Mitchell, one of our 2018 Youth Board members, recently visited Facebook alongside the rest of the Youth Board to attend a personalised workshop surrounding cyber-safety and the online tools available to prevent and stop bullying on social media. The day consistent of sessions lead by members of the Facebook and The Diana Award team, with the aim of providing the Youth Board members with key information and skills needed to give an engaging and informative presentation to other young people at their school and within their local community. Mitchell has used this information to support students at local primary schools in his area and here he shares the experience in his own words:

National Anti-Bullying Youth Board Member, Mitchell.

Hello, my name is Mitchell Axon, I am a member of The Diana Award’s National Youthboard and I am a proud recipient of The Diana Award 2018.

I have been doing Anti-Bullying and Online Safety work for two years now and it gives me the rewarding motivation to carry on to do it. Seeing the impact young people get from my work is amazing. Some of my work recently has been working with local primary schools to deliver workshops about Anti-Bullying.
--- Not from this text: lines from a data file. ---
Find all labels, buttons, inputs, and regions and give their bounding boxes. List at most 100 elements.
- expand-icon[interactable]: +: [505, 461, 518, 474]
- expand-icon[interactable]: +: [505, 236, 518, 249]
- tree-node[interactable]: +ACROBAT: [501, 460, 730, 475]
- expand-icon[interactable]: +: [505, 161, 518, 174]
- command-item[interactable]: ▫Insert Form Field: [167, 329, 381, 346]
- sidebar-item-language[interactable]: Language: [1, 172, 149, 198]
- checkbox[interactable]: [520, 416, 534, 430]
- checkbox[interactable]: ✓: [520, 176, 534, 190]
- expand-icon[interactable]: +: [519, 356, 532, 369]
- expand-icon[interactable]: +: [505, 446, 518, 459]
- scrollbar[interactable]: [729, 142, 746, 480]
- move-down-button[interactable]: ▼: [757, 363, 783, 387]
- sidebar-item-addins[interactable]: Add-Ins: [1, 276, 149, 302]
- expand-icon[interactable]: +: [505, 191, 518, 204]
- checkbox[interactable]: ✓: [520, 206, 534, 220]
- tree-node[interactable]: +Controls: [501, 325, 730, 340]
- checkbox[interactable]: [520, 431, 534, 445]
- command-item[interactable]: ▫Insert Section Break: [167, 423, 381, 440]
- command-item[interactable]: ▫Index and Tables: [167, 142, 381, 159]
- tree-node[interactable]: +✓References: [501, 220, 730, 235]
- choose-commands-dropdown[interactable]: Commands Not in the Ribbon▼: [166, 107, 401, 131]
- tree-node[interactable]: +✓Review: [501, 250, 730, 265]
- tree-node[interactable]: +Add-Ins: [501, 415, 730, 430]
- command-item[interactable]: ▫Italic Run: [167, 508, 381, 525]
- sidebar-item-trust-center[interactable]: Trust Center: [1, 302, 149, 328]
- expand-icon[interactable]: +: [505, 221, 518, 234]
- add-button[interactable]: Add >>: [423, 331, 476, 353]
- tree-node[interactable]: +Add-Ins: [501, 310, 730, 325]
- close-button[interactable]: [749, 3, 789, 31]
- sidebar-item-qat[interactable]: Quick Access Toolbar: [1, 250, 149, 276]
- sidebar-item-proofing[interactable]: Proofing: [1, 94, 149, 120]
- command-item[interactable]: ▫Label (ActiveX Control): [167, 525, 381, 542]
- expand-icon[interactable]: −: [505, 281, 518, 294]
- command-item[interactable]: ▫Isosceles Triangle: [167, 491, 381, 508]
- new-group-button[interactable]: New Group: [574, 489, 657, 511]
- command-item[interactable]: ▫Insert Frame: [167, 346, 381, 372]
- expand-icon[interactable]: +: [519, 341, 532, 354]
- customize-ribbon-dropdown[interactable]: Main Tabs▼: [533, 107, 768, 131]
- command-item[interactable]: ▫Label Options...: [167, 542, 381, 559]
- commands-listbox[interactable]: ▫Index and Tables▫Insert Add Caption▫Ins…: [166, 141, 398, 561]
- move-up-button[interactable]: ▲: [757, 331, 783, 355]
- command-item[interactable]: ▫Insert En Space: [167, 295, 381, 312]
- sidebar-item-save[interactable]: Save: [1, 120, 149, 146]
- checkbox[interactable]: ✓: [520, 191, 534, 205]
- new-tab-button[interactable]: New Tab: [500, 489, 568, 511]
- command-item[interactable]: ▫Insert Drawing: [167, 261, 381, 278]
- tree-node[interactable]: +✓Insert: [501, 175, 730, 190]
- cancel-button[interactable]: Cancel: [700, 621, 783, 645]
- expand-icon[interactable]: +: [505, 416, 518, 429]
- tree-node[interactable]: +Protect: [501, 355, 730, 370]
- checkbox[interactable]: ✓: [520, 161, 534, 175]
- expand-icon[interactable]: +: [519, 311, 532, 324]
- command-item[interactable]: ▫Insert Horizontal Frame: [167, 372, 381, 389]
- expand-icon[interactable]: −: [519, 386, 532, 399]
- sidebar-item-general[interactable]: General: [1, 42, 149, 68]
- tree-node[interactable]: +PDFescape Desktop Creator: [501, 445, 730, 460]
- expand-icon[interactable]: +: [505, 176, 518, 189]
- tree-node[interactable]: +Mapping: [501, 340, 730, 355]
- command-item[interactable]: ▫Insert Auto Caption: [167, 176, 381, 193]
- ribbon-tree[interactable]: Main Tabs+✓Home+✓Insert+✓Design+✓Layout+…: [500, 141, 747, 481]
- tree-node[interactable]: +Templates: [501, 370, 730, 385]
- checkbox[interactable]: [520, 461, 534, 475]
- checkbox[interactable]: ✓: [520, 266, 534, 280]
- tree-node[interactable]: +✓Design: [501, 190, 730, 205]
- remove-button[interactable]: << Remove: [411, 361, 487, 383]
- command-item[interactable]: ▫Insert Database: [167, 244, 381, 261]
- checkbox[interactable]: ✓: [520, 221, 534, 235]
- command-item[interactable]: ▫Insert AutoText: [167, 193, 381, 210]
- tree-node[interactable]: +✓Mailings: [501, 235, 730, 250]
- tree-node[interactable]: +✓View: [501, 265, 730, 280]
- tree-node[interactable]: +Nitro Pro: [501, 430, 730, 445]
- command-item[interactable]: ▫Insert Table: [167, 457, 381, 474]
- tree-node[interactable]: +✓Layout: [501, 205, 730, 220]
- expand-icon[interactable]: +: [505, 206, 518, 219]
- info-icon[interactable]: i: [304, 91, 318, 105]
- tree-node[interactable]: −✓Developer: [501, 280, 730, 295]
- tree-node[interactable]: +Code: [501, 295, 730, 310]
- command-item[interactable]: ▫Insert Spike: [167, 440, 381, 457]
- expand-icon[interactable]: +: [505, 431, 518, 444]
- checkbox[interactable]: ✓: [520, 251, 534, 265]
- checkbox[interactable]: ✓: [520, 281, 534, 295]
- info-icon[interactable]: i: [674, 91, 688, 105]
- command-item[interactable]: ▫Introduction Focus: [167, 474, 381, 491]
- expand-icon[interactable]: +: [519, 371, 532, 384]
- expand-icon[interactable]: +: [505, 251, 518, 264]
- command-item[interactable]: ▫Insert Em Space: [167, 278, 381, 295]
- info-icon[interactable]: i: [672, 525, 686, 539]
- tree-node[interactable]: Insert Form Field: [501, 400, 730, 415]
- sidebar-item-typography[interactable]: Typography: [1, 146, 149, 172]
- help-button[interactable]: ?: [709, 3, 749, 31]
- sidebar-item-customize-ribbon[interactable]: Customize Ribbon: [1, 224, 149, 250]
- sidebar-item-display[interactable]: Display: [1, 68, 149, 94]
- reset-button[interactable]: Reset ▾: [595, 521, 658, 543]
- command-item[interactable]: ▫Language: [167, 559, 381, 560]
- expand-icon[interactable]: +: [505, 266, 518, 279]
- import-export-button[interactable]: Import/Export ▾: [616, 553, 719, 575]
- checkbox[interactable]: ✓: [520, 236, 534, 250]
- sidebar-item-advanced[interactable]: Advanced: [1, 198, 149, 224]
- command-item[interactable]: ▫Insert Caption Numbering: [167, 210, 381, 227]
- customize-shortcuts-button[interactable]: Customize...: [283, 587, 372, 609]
The reasons why I targeted primary schools is because if I can get the message across at a young age it will sink in then rather than years later. It is important for me to do this because I was bullied so I would like to help others who might be in a similar situation. One of my main focuses has been cyber-bullying because this is what primary schools say they have issues with so I aim to work with these schools to try and come up with strategies to put in place to deal with this.

“If you are being bullied, please speak out to someone because it is important that you get the help you deserve.”

I have overcome many obstacles when doing my work, one of these is my stammer. I used to be scared to do public speaking because of the nerves and the fear of getting picked on for it. Now I do assemblies, workshops and speeches which I never thought I would be able to do. The way I overcame this was doing something I was really passionate about and doing my work has given me confidence and the determination to stride on.

Mitchell receiving his Diana Award in Birmingham in July 2018.

If you are scared about doing public speaking, my top tips are to breathe and just think to yourself why you are doing the speech because usually when I am doing a speech it is on a topic I am passionate about. This will then put your nerves into a positive mindset to allow you to speak confidently and ultimately it comes with practice so just make sure your delivering it at a pace you are comfortable with.

If you are being bullied, please speak out to someone because it is important that you get the help you deserve.